予想とは違ったが、少し厄介なことになっている。
予想していたのは2つ。1つは赤色のパッシブスキルは特殊な状態でないと発動しないように変更され、それは模倣している間だけ。だが、それならパッシブスキルの数と赤色のスキルの数から噛み合わないと気づく。
もう1つは赤色のパッシブスキルはALONEST内に居ないNPCの持つスキル使えなくなった。習得はしていてもその元となるNPCがいないことで俺も使えなくなっているのではないか。というのもNPCがプレイヤーと同等の扱いを受け9体のNPCがALONEST内に来ていて、来ているNPCのパッシブスキルは共有できているがそれ以外のNPCは共有が一時的に解除されているのだと思っていた。
しかし、NPCは全員来ている、若しくは全員来ていないかのどちらかだ。そうなると考えていた2つとも外れていることになる。
パッシブスキルだけでなく他のスキルも確認していると新しい可能性が浮かぶ。
NPCの所在地は俺のスキル空間内になっている。だが、そこに繋げるためのスキルが使えるかが分からず全員来ているか全員来ていないかのどちらかだと思っていたのだが、そのスキルは白色だ。ということは使えると考えていい。
NPCは全員来ているのに謎の状態のスキルがある、それはNPCとの関係が不明瞭になったからだ。
NPCの状態は全員不明で敵か味方かが分からない。その原因はNPCが自我を持ったこと。
感情を持っている以上、今までの絆のステータスが無くなり俺に対する感情は変動する。それが確認できてはNPCを物と同じ扱いをしているようで感情を持たせた意味がない。これは直継が考えそうでやりかねないことのメタ読みだ。
今起きている現象の原因がこれだとすると、問題はここからだ。
今は全てのNPCがスキル空間に居て敵か味方か分からない。仮に使えるスキルのNPCを味方と考えたとしてもそれの判別にはかなり時間がかかる。複数体が同じスキルを覚えている場合が多く、誰が敵で味方かが確定するかも怪しい。

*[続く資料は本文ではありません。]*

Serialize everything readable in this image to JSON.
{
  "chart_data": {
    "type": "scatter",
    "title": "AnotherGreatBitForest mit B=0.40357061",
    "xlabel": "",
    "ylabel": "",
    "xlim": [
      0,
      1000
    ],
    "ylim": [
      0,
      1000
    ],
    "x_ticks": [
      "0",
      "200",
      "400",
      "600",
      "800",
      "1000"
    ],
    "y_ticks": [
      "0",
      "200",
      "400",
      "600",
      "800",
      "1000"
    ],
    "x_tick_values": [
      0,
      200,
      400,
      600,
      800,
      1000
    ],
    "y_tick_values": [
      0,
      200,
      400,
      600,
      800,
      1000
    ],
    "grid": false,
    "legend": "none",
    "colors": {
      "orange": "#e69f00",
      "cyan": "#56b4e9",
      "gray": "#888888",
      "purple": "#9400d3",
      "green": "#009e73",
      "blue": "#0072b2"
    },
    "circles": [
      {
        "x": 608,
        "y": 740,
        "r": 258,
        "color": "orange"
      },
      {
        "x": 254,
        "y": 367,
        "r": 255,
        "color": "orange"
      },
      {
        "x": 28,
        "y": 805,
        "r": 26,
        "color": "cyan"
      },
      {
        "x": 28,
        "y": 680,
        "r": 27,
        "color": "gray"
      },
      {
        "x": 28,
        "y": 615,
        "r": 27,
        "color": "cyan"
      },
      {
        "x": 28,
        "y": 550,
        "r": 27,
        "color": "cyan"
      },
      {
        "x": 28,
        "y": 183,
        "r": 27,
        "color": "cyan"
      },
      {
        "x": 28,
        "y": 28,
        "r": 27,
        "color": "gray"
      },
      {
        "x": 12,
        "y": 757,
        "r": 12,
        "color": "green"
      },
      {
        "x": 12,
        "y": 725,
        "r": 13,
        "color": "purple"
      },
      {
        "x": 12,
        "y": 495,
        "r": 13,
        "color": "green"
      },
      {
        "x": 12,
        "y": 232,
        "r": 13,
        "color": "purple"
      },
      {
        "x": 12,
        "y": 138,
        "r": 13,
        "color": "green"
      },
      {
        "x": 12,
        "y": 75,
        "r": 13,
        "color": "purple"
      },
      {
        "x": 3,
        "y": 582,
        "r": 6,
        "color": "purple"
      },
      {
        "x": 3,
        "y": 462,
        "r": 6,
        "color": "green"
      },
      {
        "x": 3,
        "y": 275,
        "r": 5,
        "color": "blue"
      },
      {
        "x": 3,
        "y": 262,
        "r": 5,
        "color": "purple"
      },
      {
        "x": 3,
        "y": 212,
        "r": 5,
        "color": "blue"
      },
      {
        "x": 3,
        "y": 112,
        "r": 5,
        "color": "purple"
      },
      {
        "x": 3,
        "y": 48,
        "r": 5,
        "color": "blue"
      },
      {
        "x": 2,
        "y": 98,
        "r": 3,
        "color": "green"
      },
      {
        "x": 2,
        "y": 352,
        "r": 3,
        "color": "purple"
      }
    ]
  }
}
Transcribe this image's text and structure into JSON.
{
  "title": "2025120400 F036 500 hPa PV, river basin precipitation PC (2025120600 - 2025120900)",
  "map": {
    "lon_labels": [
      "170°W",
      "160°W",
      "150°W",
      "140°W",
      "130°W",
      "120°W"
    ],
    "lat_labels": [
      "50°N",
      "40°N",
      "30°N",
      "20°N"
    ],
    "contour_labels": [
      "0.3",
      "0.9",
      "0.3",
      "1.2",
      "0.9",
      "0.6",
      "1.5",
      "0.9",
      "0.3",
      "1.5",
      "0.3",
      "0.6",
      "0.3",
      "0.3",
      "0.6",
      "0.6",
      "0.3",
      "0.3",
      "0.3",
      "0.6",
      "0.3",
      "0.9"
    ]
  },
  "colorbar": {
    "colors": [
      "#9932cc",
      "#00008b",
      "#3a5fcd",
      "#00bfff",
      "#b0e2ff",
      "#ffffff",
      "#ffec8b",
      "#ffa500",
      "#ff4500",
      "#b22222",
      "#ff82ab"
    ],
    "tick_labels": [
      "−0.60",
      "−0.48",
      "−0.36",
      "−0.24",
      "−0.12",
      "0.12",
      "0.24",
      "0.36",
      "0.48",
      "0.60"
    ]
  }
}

それをプレイ中にやるのは他のプレイヤーと進行に大きく差ができて無駄足だった場合に取り返しがつかなくなる。ログアウトした時に持ち出せれば試す価値はあるが、100を超えるスキルを全て覚えるだけでも困難だし更に白、灰色と赤とで分けるのは無理だ。
しかし、あまり時間はかけられない。
NPCが関係する部分は他のプレイヤーよりも俺が大きくアドバンテージを得る部分だ。それを活かして出来ることならUNKNOWNに牽制をしておきたい。それにNPCが自我を持っているのならNPC同士で争わないとも限らない。
プレイヤーがコンテニューできないのならばNPCもそうだと考えるのが妥当で知らないうちに数が減っていてスキルが使えなかったなんて負け方は恥ずかしいにも程がある。
だから確認に行って解決するのは前提として、まだ問題が1つある。
俺がスキル空間内に行っている間は当然ここには誰もいなくなる訳でフィリアが来たら不信を買うということだ。来なかったとしても索敵スキルを使われれば俺がこの部屋から居なくなったことがバレる。
それでもNPCに関してはいざという時のために隠しておきたい。
あ~面倒くせぇ。こういった立ち回りを考えるのは好きでもあるが面倒くさくもある。
最悪フィリアにバレた場合は召喚士とでも言って誤魔化すか。召喚獣の様子を見に召喚世界にで行ったと言えばいい。実際スキル空間内に召喚獣はいるしな。
もしそれが通じないなら最悪一戦交えてどうにかする。そうしよう。
そう覚悟を決めてスキル空間内に繋げるスキルを唱える。